How about no tech suits at the last chance meets since the swimmers are already getting another bite of the apple? Goggles and caps are ok.
Simpler idea is just end it with the conference championships.
Instead of publishing a new article every week about how to change the sport with ideas no one wants to watch, why not embrace the purity of the sport? Fans care about fast swimming and records, not swim-offs or round-robin events. It’s exhausting to keep hearing about the need for change when the sport is already great as it is.
I’m obviously biased, but I think SwimSwam writes plenty of articles that celebrate the purity of swimming.
Silly comment.

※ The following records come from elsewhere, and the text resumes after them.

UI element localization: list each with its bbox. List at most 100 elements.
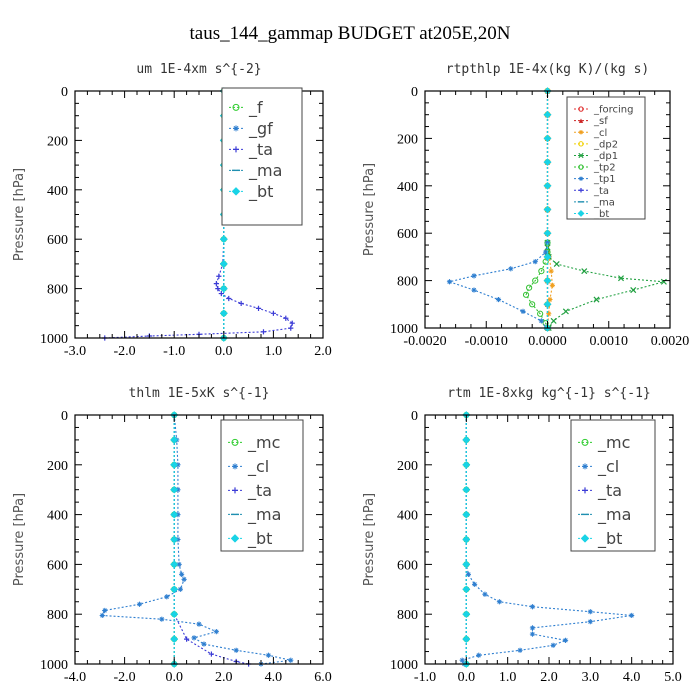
chart-rtm-ytick-label-4: 800 [397, 608, 418, 623]
thlm-series-1-point-6 [176, 561, 182, 567]
thlm-series-4-point-5 [170, 535, 179, 544]
um-series-2-point-13 [238, 300, 244, 307]
rtpthlp-series-9-point-9 [543, 300, 552, 309]
chart-um-ytick-label-2: 400 [47, 184, 68, 199]
um-series-4-point-7 [219, 259, 228, 268]
rtm-series-4-point-4 [462, 510, 471, 519]
chart-rtm: rtm 1E-8xkg kg^{-1} s^{-1} Pressure [hPa]… [362, 386, 682, 685]
chart-um-ylabel: Pressure [hPa] [12, 168, 27, 261]
chart-um-legend-marker-1 [233, 125, 239, 132]
rtm-series-4-point-6 [462, 560, 471, 569]
rtpthlp-series-line-5 [525, 242, 549, 329]
chart-um-xtick-label-5: 2.0 [314, 344, 332, 359]
chart-rtm-legend-marker-2 [582, 487, 588, 494]
figure-title: taus_144_gammap BUDGET at205E,20N [189, 23, 510, 44]
rtpthlp-series-2-point-8 [548, 268, 554, 274]
rtpthlp-series-line-6 [447, 242, 549, 329]
chart-um-ytick-label-4: 800 [47, 283, 68, 298]
rtm-series-4-point-9 [462, 635, 471, 644]
chart-um-legend-box [221, 87, 303, 226]
chart-rtpthlp-legend-label-7: _ta [593, 186, 609, 197]
rtm-series-1-point-17 [562, 637, 569, 643]
um-series-4-point-9 [219, 309, 228, 318]
thlm-series-1-point-9 [177, 586, 183, 592]
chart-rtpthlp-legend-label-8: _ma [593, 197, 615, 208]
chart-thlm-legend-marker-4 [230, 534, 240, 543]
chart-thlm-title: thlm 1E-5xK s^{-1} [129, 386, 270, 401]
rtpthlp-series-9-point-1 [543, 110, 552, 119]
chart-rtm-legend-label-0: _mc [597, 433, 630, 453]
rtm-series-4-point-5 [462, 535, 471, 544]
rtpthlp-series-5-point-2 [542, 258, 549, 265]
rtpthlp-series-2-point-9 [549, 282, 555, 288]
rtm-series-4-point-8 [462, 610, 471, 619]
chart-thlm-legend-marker-1 [232, 463, 238, 470]
rtpthlp-series-5-point-4 [532, 277, 539, 284]
thlm-series-1-point-11 [136, 601, 143, 607]
chart-um-xtick-label-3: 0.0 [215, 344, 233, 359]
chart-rtm-title: rtm 1E-8xkg kg^{-1} s^{-1} [447, 386, 651, 401]
chart-thlm-xtick-label-1: -2.0 [114, 670, 136, 685]
um-series-2-point-9 [213, 281, 219, 287]
chart-um-legend-label-2: _ta [248, 140, 273, 160]
rtpthlp-series-6-point-1 [543, 249, 549, 255]
chart-rtpthlp-legend: _forcing_sf_cl_dp2_dp1_tp2_tp1_ta_ma_bt [566, 96, 646, 220]
chart-thlm-ylabel: Pressure [hPa] [12, 493, 27, 586]
thlm-series-1-point-14 [159, 616, 165, 622]
thlm-series-4-point-3 [170, 485, 179, 494]
chart-thlm-xtick-label-5: 6.0 [314, 670, 332, 685]
rtpthlp-series-4-point-8 [630, 287, 637, 294]
chart-rtpthlp-ytick-label-1: 200 [397, 132, 418, 147]
chart-rtm-xtick-label-0: -1.0 [414, 670, 436, 685]
chart-um-title: um 1E-4xm s^{-2} [136, 62, 261, 77]
chart-rtpthlp-legend-marker-5 [578, 164, 584, 170]
rtpthlp-series-5-point-3 [538, 268, 545, 275]
chart-rtm-xtick-label-1: 0.0 [458, 670, 476, 685]
chart-rtpthlp-ytick-label-3: 600 [397, 227, 418, 242]
rtpthlp-series-9-point-8 [543, 276, 552, 285]
chart-rtpthlp-xtick-label-0: -0.0020 [403, 334, 446, 349]
rtm-series-1-point-21 [459, 657, 465, 663]
thlm-series-2-point-10 [208, 651, 214, 657]
chart-rtm-legend-label-4: _bt [597, 529, 622, 549]
thlm-series-4-point-9 [170, 635, 179, 644]
chart-um-legend: _f_gf_ta_ma_bt [221, 87, 303, 226]
rtm-series-1-point-8 [472, 581, 478, 587]
rtpthlp-series-6-point-7 [495, 296, 502, 303]
rtm-series-1-point-18 [550, 642, 556, 648]
chart-um-xtick-label-2: -1.0 [163, 344, 185, 359]
chart-um-legend-label-3: _ma [248, 161, 282, 181]
chart-thlm-ytick-label-2: 400 [47, 509, 68, 524]
rtm-series-4-point-7 [462, 585, 471, 594]
thlm-series-4-point-1 [170, 435, 179, 444]
chart-rtm-legend-label-2: _ta [597, 481, 622, 501]
chart-um-legend-marker-0 [232, 103, 240, 111]
thlm-series-1-point-18 [201, 641, 207, 647]
chart-thlm-ytick-label-1: 200 [47, 459, 68, 474]
chart-rtm-legend-box [570, 419, 656, 552]
chart-rtm-legend-marker-4 [580, 534, 590, 543]
chart-rtm-xtick-label-2: 1.0 [499, 670, 517, 685]
thlm-series-1-point-15 [196, 621, 202, 627]
chart-um-ytick-label-5: 1000 [40, 332, 68, 347]
rtpthlp-series-4-point-5 [581, 268, 588, 275]
chart-um-legend-marker-4 [231, 186, 241, 196]
chart-rtm-legend-label-1: _cl [597, 457, 619, 477]
chart-rtm-ytick-label-3: 600 [397, 558, 418, 573]
chart-rtpthlp-ytick-label-0: 0 [411, 85, 418, 100]
um-series-2-point-10 [215, 286, 221, 292]
chart-rtpthlp-ytick-label-4: 800 [397, 275, 418, 290]
chart-rtpthlp-legend-marker-3 [578, 141, 584, 147]
rtpthlp-series-4-point-7 [660, 278, 667, 285]
rtpthlp-series-6-point-3 [508, 266, 514, 272]
chart-thlm-ytick-label-5: 1000 [40, 658, 68, 673]
chart-rtm-ytick-label-5: 1000 [390, 658, 418, 673]
chart-rtpthlp-legend-marker-9 [577, 209, 585, 218]
chart-rtpthlp-legend-marker-0 [578, 106, 584, 112]
chart-um-legend-marker-2 [233, 146, 239, 153]
thlm-series-1-point-12 [102, 607, 108, 614]
chart-rtpthlp-ylabel: Pressure [hPa] [362, 163, 377, 256]
thlm-series-1-point-10 [164, 594, 170, 600]
rtm-series-4-point-2 [462, 460, 471, 469]
rtm-series-1-point-16 [529, 631, 536, 637]
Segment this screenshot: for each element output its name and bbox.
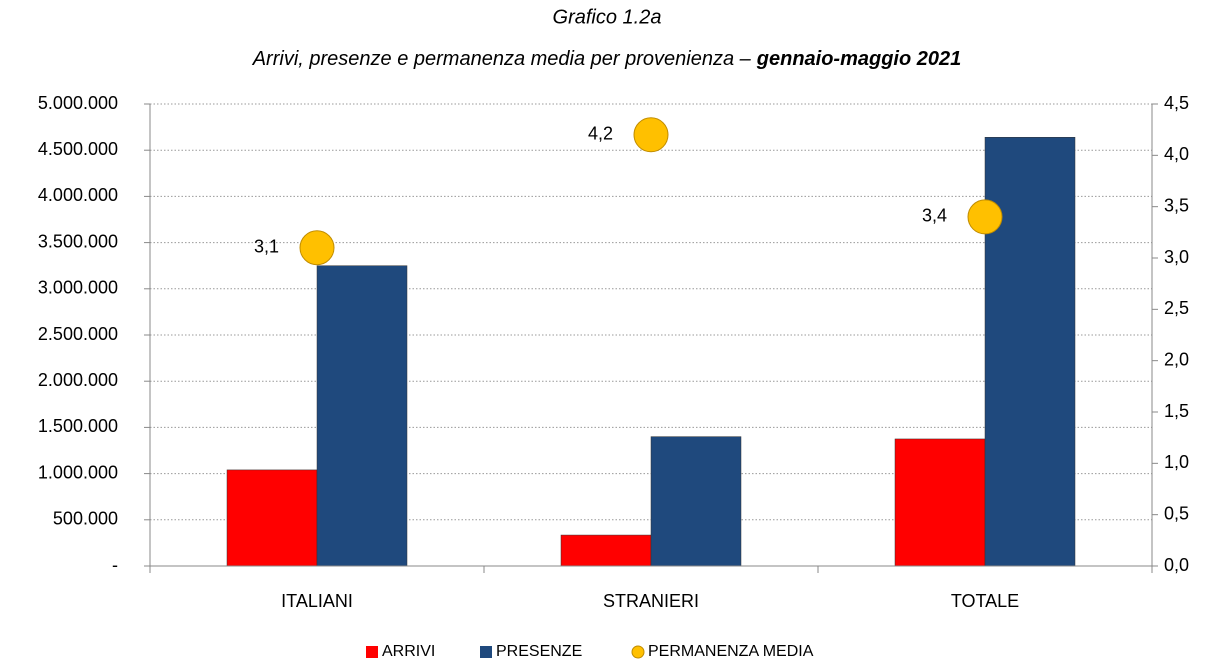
x-tick-label: ITALIANI xyxy=(281,591,353,611)
legend-marker xyxy=(480,646,492,658)
data-label: 4,2 xyxy=(588,124,613,144)
y-tick-label: - xyxy=(112,555,118,575)
y2-tick-label: 1,0 xyxy=(1164,452,1189,472)
y2-tick-label: 4,0 xyxy=(1164,144,1189,164)
x-tick-label: STRANIERI xyxy=(603,591,699,611)
y2-tick-label: 3,5 xyxy=(1164,195,1189,215)
y2-tick-label: 2,0 xyxy=(1164,349,1189,369)
bar xyxy=(984,137,1076,567)
legend-marker xyxy=(366,646,378,658)
y-tick-label: 5.000.000 xyxy=(38,93,118,113)
y-tick-label: 4.500.000 xyxy=(38,139,118,159)
chart-subtitle: Arrivi, presenze e permanenza media per … xyxy=(252,48,962,70)
legend-label: PERMANENZA MEDIA xyxy=(648,643,814,660)
chart-title: Grafico 1.2a xyxy=(553,6,662,28)
y-tick-label: 4.000.000 xyxy=(38,185,118,205)
legend-label: ARRIVI xyxy=(382,643,435,660)
bar xyxy=(650,436,742,567)
y-tick-label: 2.000.000 xyxy=(38,370,118,390)
legend-marker xyxy=(631,645,645,659)
bar xyxy=(894,438,986,567)
legend-label: PRESENZE xyxy=(496,643,582,660)
y2-tick-label: 4,5 xyxy=(1164,93,1189,113)
data-label: 3,1 xyxy=(254,236,279,256)
y2-tick-label: 0,0 xyxy=(1164,555,1189,575)
subtitle-emphasis: gennaio-maggio 2021 xyxy=(756,48,962,70)
y-tick-label: 2.500.000 xyxy=(38,324,118,344)
marker xyxy=(633,117,669,153)
y-tick-label: 3.500.000 xyxy=(38,231,118,251)
y2-tick-label: 1,5 xyxy=(1164,401,1189,421)
y-tick-label: 1.000.000 xyxy=(38,462,118,482)
y2-tick-label: 0,5 xyxy=(1164,503,1189,523)
x-tick-label: TOTALE xyxy=(951,591,1019,611)
bar xyxy=(316,265,408,567)
y-tick-label: 500.000 xyxy=(53,509,118,529)
marker xyxy=(967,199,1003,235)
marker xyxy=(299,230,335,266)
bar xyxy=(226,469,318,567)
bar xyxy=(560,534,652,567)
y2-tick-label: 3,0 xyxy=(1164,247,1189,267)
data-label: 3,4 xyxy=(922,206,947,226)
y-tick-label: 3.000.000 xyxy=(38,278,118,298)
y2-tick-label: 2,5 xyxy=(1164,298,1189,318)
subtitle-text: Arrivi, presenze e permanenza media per … xyxy=(252,48,752,70)
y-tick-label: 1.500.000 xyxy=(38,416,118,436)
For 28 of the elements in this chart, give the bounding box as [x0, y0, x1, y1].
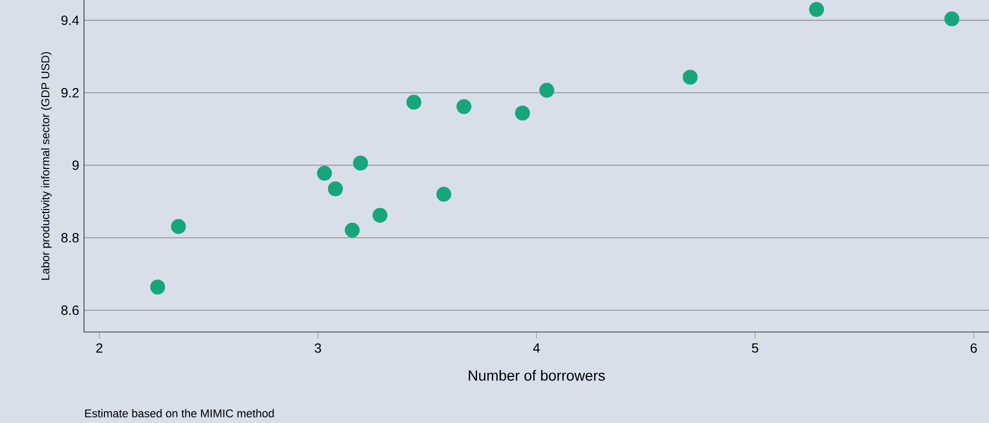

People always think about and review EVERYTHING with an eye one making it better.
SwimSwam does a lot for the sport of swimming to highlight individual and collective successes. Sport constantly evolves and it is smart to focus on improvement while maintaining the spirit of the sport. The NHL just had a massive success replacing the all-star game with the 4 Nations Face Off and the CFB is coming off its first year with a massive change in structure, for example. A sport doesn’t need to be fundamentally broken to make some changes.
I for one would watch this NCAAs Wave I.
I wonder if to sell this a little more we could do a study on last chance qualifiers and their time drops a NCAAs.
I remember when I swam there was someone that never beat me in conference, but at their last chance meet they always swam so much faster, close the A cut, and then at NCAAs swam about as fast as they did a conference. That always was a little strange and fishy to me.
Plus with how teams are approaching mid-season, last chance meets probably have less of an importance.
I like this idea because it sort of makes the meet more of a conference/high level feel and sort of bring more transparency to it as well.
Or if they score. Agree! I doubt many improve or score when it counts!
There is a well-known idea among coaches that officials at Last Chance meets are watching things a little less closely than they might be at a conference meet.
Are we suggesting some shaky breaststroke pullouts?
Would the Regional a swimmer is assigned to be based off the geography of the college team they are competing for, or the club team that they train with?
Have them with the zone diving meets
Get rid of diving completely and then swimming would have more resources, 4 last chance regional meets and a more fluid championship! This IS the wave of the future.